Nunca mais dera noticias e a tia desconfiava que ela não tivera sorte, por isso não as procurara, devia ter vergonha.

A partir daí ficaram muito amigas, mas só se viam na escola.

No ano seguinte Verinha não se matriculou e amiga munida de coragem foi até a casa dela para saber noticias. Dona Raimunda a tratou friamente e disse que a mandara para um orfanato. Lenita ficou triste, mas pensou qualquer lugar deveria ser melhor do que conviver com aquela bruxa.

Agora estava fazendo quinze anos e resolveu ir procurá-la para que viesse a sua festa.

Dona Raimunda não abriu a porta que ela empurrou e foi entrando apesar do medo.

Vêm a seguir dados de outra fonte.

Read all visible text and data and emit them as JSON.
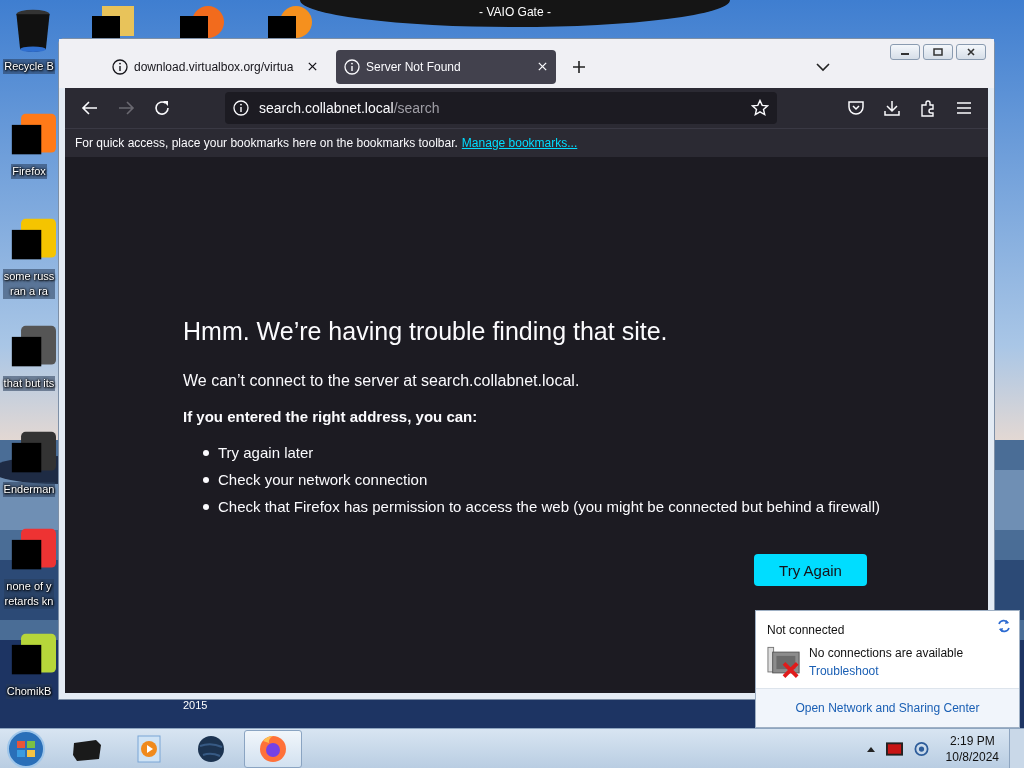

A velha estava sentada numa cadeira de balanço enrolada num chale preto, cabelos em desalinho num estado deplorável. Os olhos a fitavam como se não a visse – que você quer? A voz ainda era autoritária e a menina estremeceu. – Eu queria falar com Verinha. - A velha começou a gritar – Não fale este nome aqui dentro, eu não tenho neta, vá embora. - Aturdida, Lenita foi saindo assustada e quase esbarrou numa senhora que ouvira tudo e pediu desculpas pelos modos da velha. Lenira então perguntou se ela sabia alguma coisa sobre Verinha. A mulher respondeu que ela não morava mais ali, que tinha fugido do orfanato com um homem que a seduzira e a largara, agora, ela era mulher da vida, numa cidade vizinha. A mulher continuou a falar, mas Lenita não ouvia, - Coitada, a infeliz teve o mesmo destino da mãe...

- Lenita saiu dali e chorou suas primeiras lágrimas não mais de menina e sim de mulher.